News about Omicron is looking more encouraging than it could be. Hopefully that trend continues, and we can get back to something like normal over the next weeks.

Looking Ahead

There's a lot to look forward to in the next year!

Tech/Projects

NixOS

I've been meaning to try out NixOS for ages, and I feel like I may finally have enough of a grip on the ecosystem and expression language to make it happen. Very possible I'll wind up just going right back to something else (probably Arch), but it's worth a shot.

Orgdown Parser

Orgdown is an attempt to separate the org-mode language specification from its implementation, specifying different tiers of support, where the lowest tier is basic syntax and the highest tier is essentially the full org-mode feature set. I'd like to try my hand at writing a parser in rust, to make it easier to support org-mode editing in editors outside of Emacs. I think org-mode is one of the best points of entry for Emacs, but even getting started with it can be really intimidating. Basic support in VSCode and other editors would I think ease the transition, and it would be cool to eventually make something like a standalone org-mode editor.

Elm

Elm is an ML-inspired frontend language. I've played with it a bit, but I'd like to make a real project in it. Its general style and focus aligns well with Rust, and it would be interesting to see if we could get some Elm into the FE at SpecTrust.

Personal

The main thing that we're trying to do in the upcoming year is figure out where we want to move to. We had been talking about it for a while, but after last year's freeze and the whole political situation at the moment, we've decided we would like to get out of Texas. As much as we like Austin, it can't make up for being in Texas.

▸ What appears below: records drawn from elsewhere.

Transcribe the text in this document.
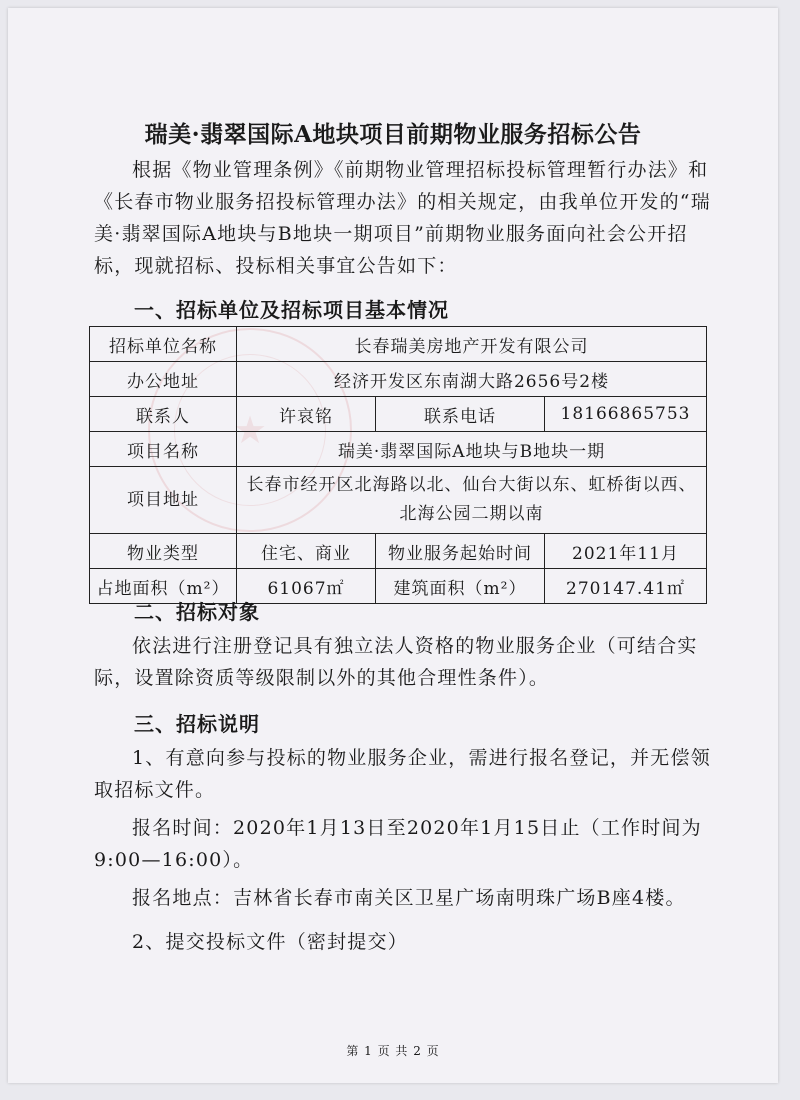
★
瑞美·翡翠国际A地块项目前期物业服务招标公告

根据《物业管理条例》《前期物业管理招标投标管理暂行办法》和《长春市物业服务招投标管理办法》的相关规定，由我单位开发的“瑞美·翡翠国际A地块与B地块一期项目”前期物业服务面向社会公开招标，现就招标、投标相关事宜公告如下：

一、招标单位及招标项目基本情况
招标单位名称	长春瑞美房地产开发有限公司		
办公地址	经济开发区东南湖大路2656号2楼		
联系人	许哀铭	联系电话	18166865753
项目名称	瑞美·翡翠国际A地块与B地块一期		
项目地址	长春市经开区北海路以北、仙台大街以东、虹桥街以西、北海公园二期以南		
物业类型	住宅、商业	物业服务起始时间	2021年11月
占地面积（m²）	61067㎡	建筑面积（m²）	270147.41㎡
二、招标对象

依法进行注册登记具有独立法人资格的物业服务企业（可结合实际，设置除资质等级限制以外的其他合理性条件）。

三、招标说明

1、有意向参与投标的物业服务企业，需进行报名登记，并无偿领取招标文件。

报名时间：2020年1月13日至2020年1月15日止（工作时间为9:00—16:00）。

报名地点：吉林省长春市南关区卫星广场南明珠广场B座4楼。

2、提交投标文件（密封提交）

第 1 页 共 2 页
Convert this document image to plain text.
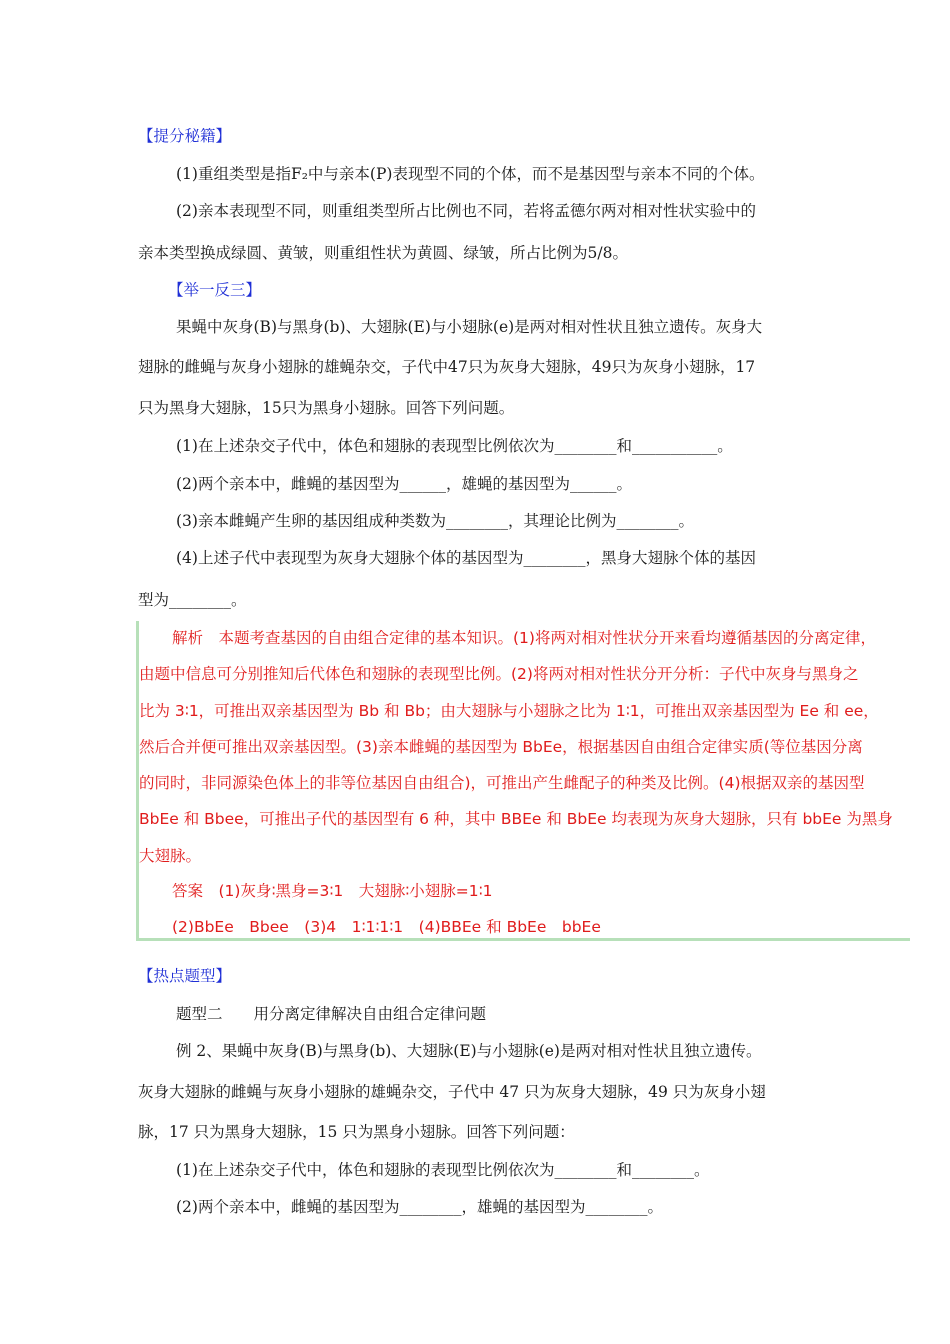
【提分秘籍】
(1)重组类型是指F₂中与亲本(P)表现型不同的个体，而不是基因型与亲本不同的个体。
(2)亲本表现型不同，则重组类型所占比例也不同，若将孟德尔两对相对性状实验中的
亲本类型换成绿圆、黄皱，则重组性状为黄圆、绿皱，所占比例为5/8。
【举一反三】
果蝇中灰身(B)与黑身(b)、大翅脉(E)与小翅脉(e)是两对相对性状且独立遗传。灰身大
翅脉的雌蝇与灰身小翅脉的雄蝇杂交，子代中47只为灰身大翅脉，49只为灰身小翅脉，17
只为黑身大翅脉，15只为黑身小翅脉。回答下列问题。
(1)在上述杂交子代中，体色和翅脉的表现型比例依次为________和___________。
(2)两个亲本中，雌蝇的基因型为______，雄蝇的基因型为______。
(3)亲本雌蝇产生卵的基因组成种类数为________，其理论比例为________。
(4)上述子代中表现型为灰身大翅脉个体的基因型为________，黑身大翅脉个体的基因
型为________。
解析　本题考查基因的自由组合定律的基本知识。(1)将两对相对性状分开来看均遵循基因的分离定律，
由题中信息可分别推知后代体色和翅脉的表现型比例。(2)将两对相对性状分开分析：子代中灰身与黑身之
比为 3∶1，可推出双亲基因型为 Bb 和 Bb；由大翅脉与小翅脉之比为 1∶1，可推出双亲基因型为 Ee 和 ee，
然后合并便可推出双亲基因型。(3)亲本雌蝇的基因型为 BbEe，根据基因自由组合定律实质(等位基因分离
的同时，非同源染色体上的非等位基因自由组合)，可推出产生雌配子的种类及比例。(4)根据双亲的基因型
BbEe 和 Bbee，可推出子代的基因型有 6 种，其中 BBEe 和 BbEe 均表现为灰身大翅脉，只有 bbEe 为黑身
大翅脉。
答案　(1)灰身∶黑身=3∶1　大翅脉∶小翅脉=1∶1
(2)BbEe　Bbee　(3)4　1∶1∶1∶1　(4)BBEe 和 BbEe　bbEe
【热点题型】
题型二　　用分离定律解决自由组合定律问题
例 2、果蝇中灰身(B)与黑身(b)、大翅脉(E)与小翅脉(e)是两对相对性状且独立遗传。
灰身大翅脉的雌蝇与灰身小翅脉的雄蝇杂交，子代中 47 只为灰身大翅脉，49 只为灰身小翅
脉，17 只为黑身大翅脉，15 只为黑身小翅脉。回答下列问题：
(1)在上述杂交子代中，体色和翅脉的表现型比例依次为________和________。
(2)两个亲本中，雌蝇的基因型为________，雄蝇的基因型为________。
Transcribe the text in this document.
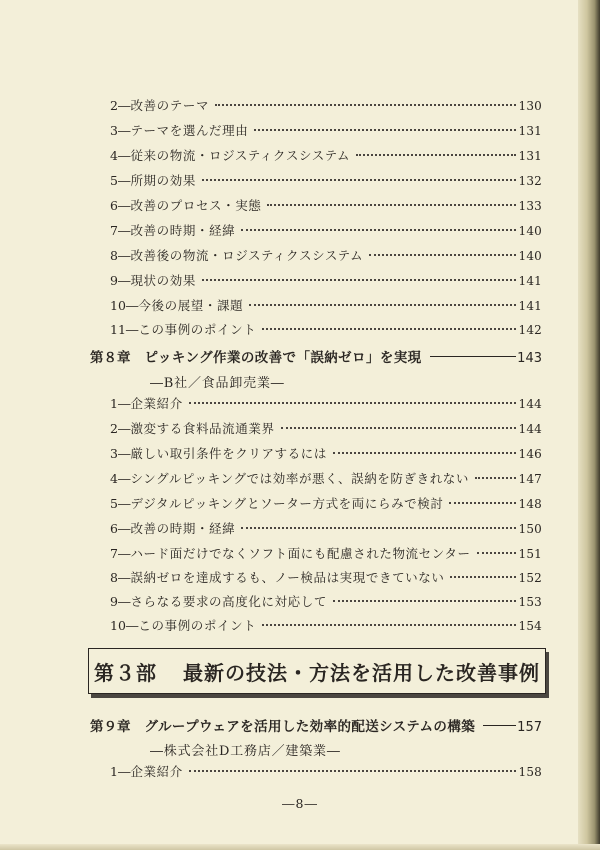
2 ― 改善のテーマ	130
3 ― テーマを選んだ理由	131
4 ― 従来の物流・ロジスティクスシステム	131
5 ― 所期の効果	132
6 ― 改善のプロセス・実態	133
7 ― 改善の時期・経緯	140
8 ― 改善後の物流・ロジスティクスシステム	140
9 ― 現状の効果	141
10 ― 今後の展望・課題	141
11 ― この事例のポイント	142
第８章 ピッキング作業の改善で「誤納ゼロ」を実現	143
―B社／食品卸売業―
1 ― 企業紹介	144
2 ― 激変する食料品流通業界	144
3 ― 厳しい取引条件をクリアするには	146
4 ― シングルピッキングでは効率が悪く、誤納を防ぎきれない	147
5 ― デジタルピッキングとソーター方式を両にらみで検討	148
6 ― 改善の時期・経緯	150
7 ― ハード面だけでなくソフト面にも配慮された物流センター	151
8 ― 誤納ゼロを達成するも、ノー検品は実現できていない	152
9 ― さらなる要求の高度化に対応して	153
10 ― この事例のポイント	154
第３部 最新の技法・方法を活用した改善事例
第９章 グループウェアを活用した効率的配送システムの構築	157
―株式会社D工務店／建築業―
1 ― 企業紹介	158
―8―
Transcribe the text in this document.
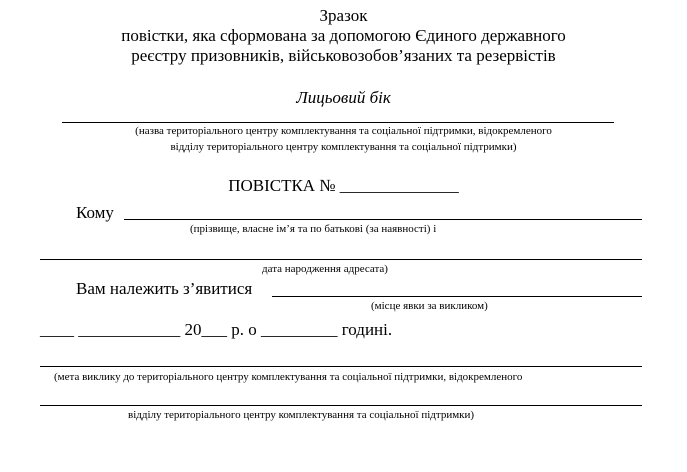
Зразок
повістки, яка сформована за допомогою Єдиного державного
реєстру призовників, військовозобов’язаних та резервістів
Лицьовий бік
(назва територіального центру комплектування та соціальної підтримки, відокремленого
відділу територіального центру комплектування та соціальної підтримки)
ПОВІСТКА № ______________
Кому
(прізвище, власне ім’я та по батькові (за наявності) і
дата народження адресата)
Вам належить з’явитися
(місце явки за викликом)
____ ____________ 20___ р. о _________ годині.
(мета виклику до територіального центру комплектування та соціальної підтримки, відокремленого
відділу територіального центру комплектування та соціальної підтримки)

We're primarily looking in the Vermont area, so we'll at some point travel up to the Northeast to get a feel for different areas and look at real estate. However, depending on the COVID and Visa situations, we may try to first spend a some time in France, since we are unlikely to have another opportunity to do so in the near term.

I'm also hopeful that this year we can see the tail end of COVID. With the Omicron variant being substantially more transmissible than previous variants, it's possible we'll get to a point where the vast majority of people worldwide have been either infected or vaccinated, and things can get back to normal. We'll see, I suppose.